Coal Creek is the result of a huge effort by community and council, including overcoming an attempt by a group of local residents to block development, to establish a history museum in Korumburra. Residents even contributed to furnishing the buildings. The park was officially opened by the Victorian Premier, Rupert Hamer, on 2nd of March 1974. It is home to many historically significant buildings which may not have survived on their original sites had they not been relocated to the park. These include the old Korumburra Courthouse, an uncommon example of the Federation Queen Anne timber architecture; the Jeetho State School No. 2690, which includes original early furniture; the Krowera Presbyterian Church, one of the only early 20th century buildings from Krowera to survive; the Wattle and Daub cottage, believed to be the oldest building in the Shire; and the Cream Room, a very rare example of an early farm building.

The Korumburra Cenotaph: nominated and written by Dennis Conn

The Cenotaph was first built in 1922 and unveiled in the same year by Brigadier General Elliot, in 1924 the RSL had an electric lamp placed on the top of the Cenotaph. It stood at the intersection of Commercial and Bridge streets at the apex of the commercial area and in front of what is now the Scott’s Estate Agency building until sometime in the 1970’s. Not the only freestanding monument of its type, however its height and size make it unique within South Gippsland. There would not be many people having moved into South Gippsland that would know of the previous location of this monument and its history. No doubt there are to be found in the Historical Societies collection, photos of the Cenotaph at its original site.

The Cenotaph in its self has a fascinating and moving story, as is to be found in Tony and Andrew Moons book “Far From Home”. In order to upgrade the afore mentioned intersection Vic Roads had asked the then Korumburra Shire Council to approve its relocation. While the present location of the upgraded and enhanced Cenotaph has provided a much quieter environment for reflection, its removal from its original site, a prime location at the centre of our community, took with it something of the historical and cultural ambience it had invoked within the commercial area and heart of the town.

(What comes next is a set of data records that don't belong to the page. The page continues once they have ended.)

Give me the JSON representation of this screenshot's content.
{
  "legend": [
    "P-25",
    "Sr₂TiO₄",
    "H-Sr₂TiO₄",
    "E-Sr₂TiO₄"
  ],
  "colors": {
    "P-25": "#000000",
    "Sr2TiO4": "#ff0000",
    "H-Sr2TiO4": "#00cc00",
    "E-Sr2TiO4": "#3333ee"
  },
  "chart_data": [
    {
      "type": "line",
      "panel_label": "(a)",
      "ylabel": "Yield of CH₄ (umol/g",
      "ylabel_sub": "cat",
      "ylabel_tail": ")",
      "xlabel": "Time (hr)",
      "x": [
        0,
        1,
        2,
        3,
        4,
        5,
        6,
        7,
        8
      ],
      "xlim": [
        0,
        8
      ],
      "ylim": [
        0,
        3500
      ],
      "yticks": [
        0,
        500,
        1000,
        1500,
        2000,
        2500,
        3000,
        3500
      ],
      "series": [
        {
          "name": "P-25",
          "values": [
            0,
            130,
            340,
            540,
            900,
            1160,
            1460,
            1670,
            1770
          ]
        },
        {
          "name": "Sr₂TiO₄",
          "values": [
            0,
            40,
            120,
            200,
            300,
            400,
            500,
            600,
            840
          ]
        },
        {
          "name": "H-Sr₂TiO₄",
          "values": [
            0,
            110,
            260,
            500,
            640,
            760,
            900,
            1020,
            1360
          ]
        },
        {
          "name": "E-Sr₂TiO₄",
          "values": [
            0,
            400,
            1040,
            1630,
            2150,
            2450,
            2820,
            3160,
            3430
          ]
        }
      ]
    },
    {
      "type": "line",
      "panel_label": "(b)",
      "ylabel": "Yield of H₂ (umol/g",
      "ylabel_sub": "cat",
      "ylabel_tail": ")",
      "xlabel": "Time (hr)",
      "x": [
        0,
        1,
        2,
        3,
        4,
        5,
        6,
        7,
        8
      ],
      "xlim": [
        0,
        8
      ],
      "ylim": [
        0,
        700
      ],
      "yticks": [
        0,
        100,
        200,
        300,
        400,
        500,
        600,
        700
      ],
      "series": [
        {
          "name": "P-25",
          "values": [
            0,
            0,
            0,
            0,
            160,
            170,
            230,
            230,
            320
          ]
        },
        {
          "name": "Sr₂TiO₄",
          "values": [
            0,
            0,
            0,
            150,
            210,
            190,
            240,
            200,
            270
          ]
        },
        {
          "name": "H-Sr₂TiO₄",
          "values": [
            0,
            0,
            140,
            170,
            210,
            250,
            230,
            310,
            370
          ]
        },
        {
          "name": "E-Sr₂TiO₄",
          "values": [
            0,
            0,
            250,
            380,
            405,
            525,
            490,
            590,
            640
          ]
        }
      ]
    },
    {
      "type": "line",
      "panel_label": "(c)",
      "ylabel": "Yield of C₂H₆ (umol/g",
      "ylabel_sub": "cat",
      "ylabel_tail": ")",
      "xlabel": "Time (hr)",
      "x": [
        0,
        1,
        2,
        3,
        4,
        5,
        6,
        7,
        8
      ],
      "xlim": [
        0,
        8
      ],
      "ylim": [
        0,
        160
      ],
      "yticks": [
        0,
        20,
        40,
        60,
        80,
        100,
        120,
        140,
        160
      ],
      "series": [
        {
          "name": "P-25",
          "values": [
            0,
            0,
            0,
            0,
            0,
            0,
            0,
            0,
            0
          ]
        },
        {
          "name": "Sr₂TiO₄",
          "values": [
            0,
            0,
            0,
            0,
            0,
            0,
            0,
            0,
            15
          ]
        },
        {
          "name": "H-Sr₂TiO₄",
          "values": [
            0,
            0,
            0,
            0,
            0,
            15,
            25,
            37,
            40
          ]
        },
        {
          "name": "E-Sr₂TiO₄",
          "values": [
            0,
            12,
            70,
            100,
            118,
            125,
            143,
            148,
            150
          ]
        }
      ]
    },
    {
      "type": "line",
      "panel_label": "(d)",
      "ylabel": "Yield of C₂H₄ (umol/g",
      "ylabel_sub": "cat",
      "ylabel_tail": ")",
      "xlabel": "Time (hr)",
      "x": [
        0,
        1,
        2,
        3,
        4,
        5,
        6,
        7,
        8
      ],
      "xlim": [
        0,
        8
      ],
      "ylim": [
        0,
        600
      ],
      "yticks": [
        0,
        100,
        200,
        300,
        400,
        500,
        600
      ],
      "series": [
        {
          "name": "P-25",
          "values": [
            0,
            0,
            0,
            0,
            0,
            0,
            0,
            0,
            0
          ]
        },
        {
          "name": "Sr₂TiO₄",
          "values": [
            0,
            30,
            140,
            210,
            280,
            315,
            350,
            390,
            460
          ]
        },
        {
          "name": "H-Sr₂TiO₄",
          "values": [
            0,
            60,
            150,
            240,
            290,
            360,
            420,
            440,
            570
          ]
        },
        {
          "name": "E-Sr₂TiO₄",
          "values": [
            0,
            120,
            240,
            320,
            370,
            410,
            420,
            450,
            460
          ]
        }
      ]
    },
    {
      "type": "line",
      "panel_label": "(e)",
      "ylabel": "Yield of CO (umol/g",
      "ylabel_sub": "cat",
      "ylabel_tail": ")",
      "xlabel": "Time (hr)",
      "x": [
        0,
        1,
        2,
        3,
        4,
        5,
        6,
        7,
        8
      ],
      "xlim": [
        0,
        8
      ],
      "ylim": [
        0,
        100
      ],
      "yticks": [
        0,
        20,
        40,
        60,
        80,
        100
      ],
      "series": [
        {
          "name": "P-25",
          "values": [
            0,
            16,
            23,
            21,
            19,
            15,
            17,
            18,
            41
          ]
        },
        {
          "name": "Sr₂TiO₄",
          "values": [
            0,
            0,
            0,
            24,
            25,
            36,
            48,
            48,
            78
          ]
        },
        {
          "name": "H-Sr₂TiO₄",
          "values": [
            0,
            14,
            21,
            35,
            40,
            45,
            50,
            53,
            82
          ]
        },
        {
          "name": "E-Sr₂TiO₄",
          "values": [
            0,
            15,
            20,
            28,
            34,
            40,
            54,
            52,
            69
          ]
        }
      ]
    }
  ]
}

Railway Underpass nominated by Linda Fisher


The railway subway is one of the less obvious historical wonders of our town. Plans began in 1895 for the subway, with a deputation of residents meeting with Railway Commissioners, urging them to begin the subway as soon as possible. The subway was included in a list of works which would cost approximately £52,000, over 8 million in today’s currency. The plans for the subway had it ’beginning at the west end of the refreshment rooms, and brought out to meet the present pathway at the foot of the steps’. The subway was to be 8 feet wide. Although the Railway Commissioners visited Korumburra in July of 1895 and declared work would begin immediately, tenders were out put for the construction and closed in September. On Monday 10th September 1895 the contact was awarded to Messrs Smith and Sanders. The subway and a new engine shed were set to cost £2,500. The subway was completed probably in early 1896. In the early 1900’s it was extended out to Station Street.

What do you think? You can vote in the poll below and make suggestions in the comments.

The poll is now closed, Thank you for voting.

Featured Image: Korumburra Railway Station © dilettante.ink


2 Comments

Dawso · October 25, 2020 at 12:06 am

Why is eveything man.made…
What about mother nature, or is the town.and surrounds so self focused on white man made crap?

    Olga Hughes · October 25, 2020 at 12:13 am

    Because the focus in this particular instance is on the former Shire of Korumburra and what is left of the various towns that made up the shire, not on the 60,000 years before that. Perhaps you have an idea to contribute?